Sealants, such as fibrin and cyanoacrylate, also may play an adjunctive role in the treatment of leaks. Fibrin sealants act in a manner that mimics the clotting cascade, ultimately leading to the creation of cross-linking fibrin polymers[10,15]. Multiple sessions may be needed, but success rates have approached 90%-100% (generally with multiple endoscopic methods)[13]. Cyanoacrylate works by sealing quickly once in contact with a basic fluid, such as water or blood[10,15]. The use of sealants can be limited by the size of perforation, length of tract, and persistent infection, at which point sealant plugs should be considered[16]. Be it a sealant or a plug, both methods can be used multiple times to facilitate occlusion of a gastric leak. Importantly, prior to using any sealant, plug, or, as mentioned earlier, clips, any leak should first be contained, as this will be a determining factor in the success of healing the leak.

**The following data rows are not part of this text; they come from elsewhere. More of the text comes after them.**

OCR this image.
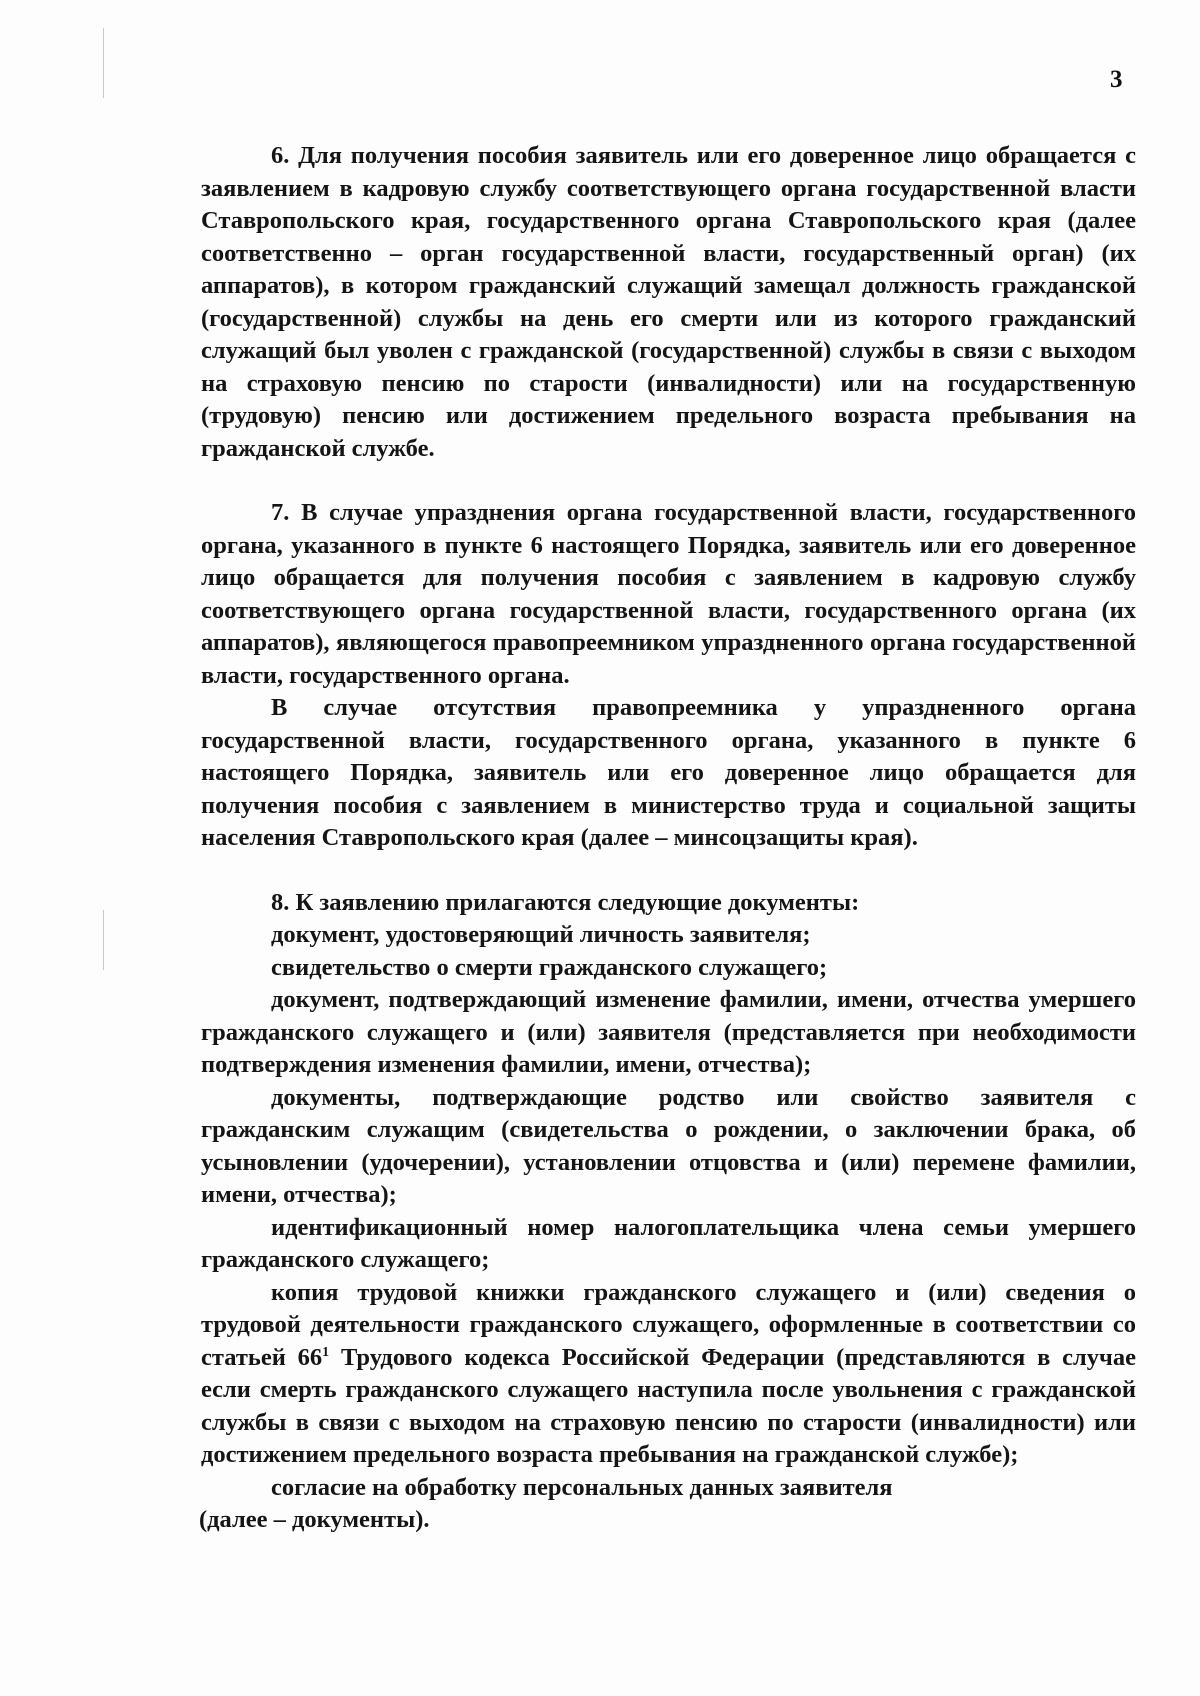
3

6. Для получения пособия заявитель или его доверенное лицо обращается с заявлением в кадровую службу соответствующего органа государственной власти Ставропольского края, государственного органа Ставропольского края (далее соответственно – орган государственной власти, государственный орган) (их аппаратов), в котором гражданский служащий замещал должность гражданской (государственной) службы на день его смерти или из которого гражданский служащий был уволен с гражданской (государственной) службы в связи с выходом на страховую пенсию по старости (инвалидности) или на государственную (трудовую) пенсию или достижением предельного возраста пребывания на гражданской службе.

7. В случае упразднения органа государственной власти, государственного органа, указанного в пункте 6 настоящего Порядка, заявитель или его доверенное лицо обращается для получения пособия с заявлением в кадровую службу соответствующего органа государственной власти, государственного органа (их аппаратов), являющегося правопреемником упраздненного органа государственной власти, государственного органа.

В случае отсутствия правопреемника у упраздненного органа государственной власти, государственного органа, указанного в пункте 6 настоящего Порядка, заявитель или его доверенное лицо обращается для получения пособия с заявлением в министерство труда и социальной защиты населения Ставропольского края (далее – минсоцзащиты края).

8. К заявлению прилагаются следующие документы:

документ, удостоверяющий личность заявителя;

свидетельство о смерти гражданского служащего;

документ, подтверждающий изменение фамилии, имени, отчества умершего гражданского служащего и (или) заявителя (представляется при необходимости подтверждения изменения фамилии, имени, отчества);

документы, подтверждающие родство или свойство заявителя с гражданским служащим (свидетельства о рождении, о заключении брака, об усыновлении (удочерении), установлении отцовства и (или) перемене фамилии, имени, отчества);

идентификационный номер налогоплательщика члена семьи умершего гражданского служащего;

копия трудовой книжки гражданского служащего и (или) сведения о трудовой деятельности гражданского служащего, оформленные в соответствии со статьей $66^1$ Трудового кодекса Российской Федерации (представляются в случае если смерть гражданского служащего наступила после увольнения с гражданской службы в связи с выходом на страховую пенсию по старости (инвалидности) или достижением предельного возраста пребывания на гражданской службе);

согласие на обработку персональных данных заявителя

(далее – документы).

Closure techniques - endoscopic suturing

The last of the closure techniques aims to maximize efficacy of closure by using actual sutures. Companies, such as Apollo Endosurgery (Austin, TX), have developed endolumenal suturing devices, such as OverStitch, with the goal of replicating intra-abdominal suturing, only now in an intraluminal manner. Limited data exists on endoscopic suturing and its success, with most numbers coming from case series and case studies, ranging up to a 100% success rate. Furthermore, many of these studies are in relation to Roux-en-Y gastric bypass cases. What data does exist has shown that earlier intervention is more likely to lead to closure; leaks closed within 30 days of diagnosis vs. those closed after amounted to 44% vs. 0% in one study[17-19]. As with clips, endoscopic suturing can be used in conjunction with other modalities, such as stenting. This method requires a large learning curve, which has limited its use for gastric leaks, specifically sleeve leaks. This technique, although it can be used as primary treatment, can also be beneficial in patients who have failed other modalities or in those patients whose leaks are too large to manage with clips, for example, leaks greater than 30 mm in size.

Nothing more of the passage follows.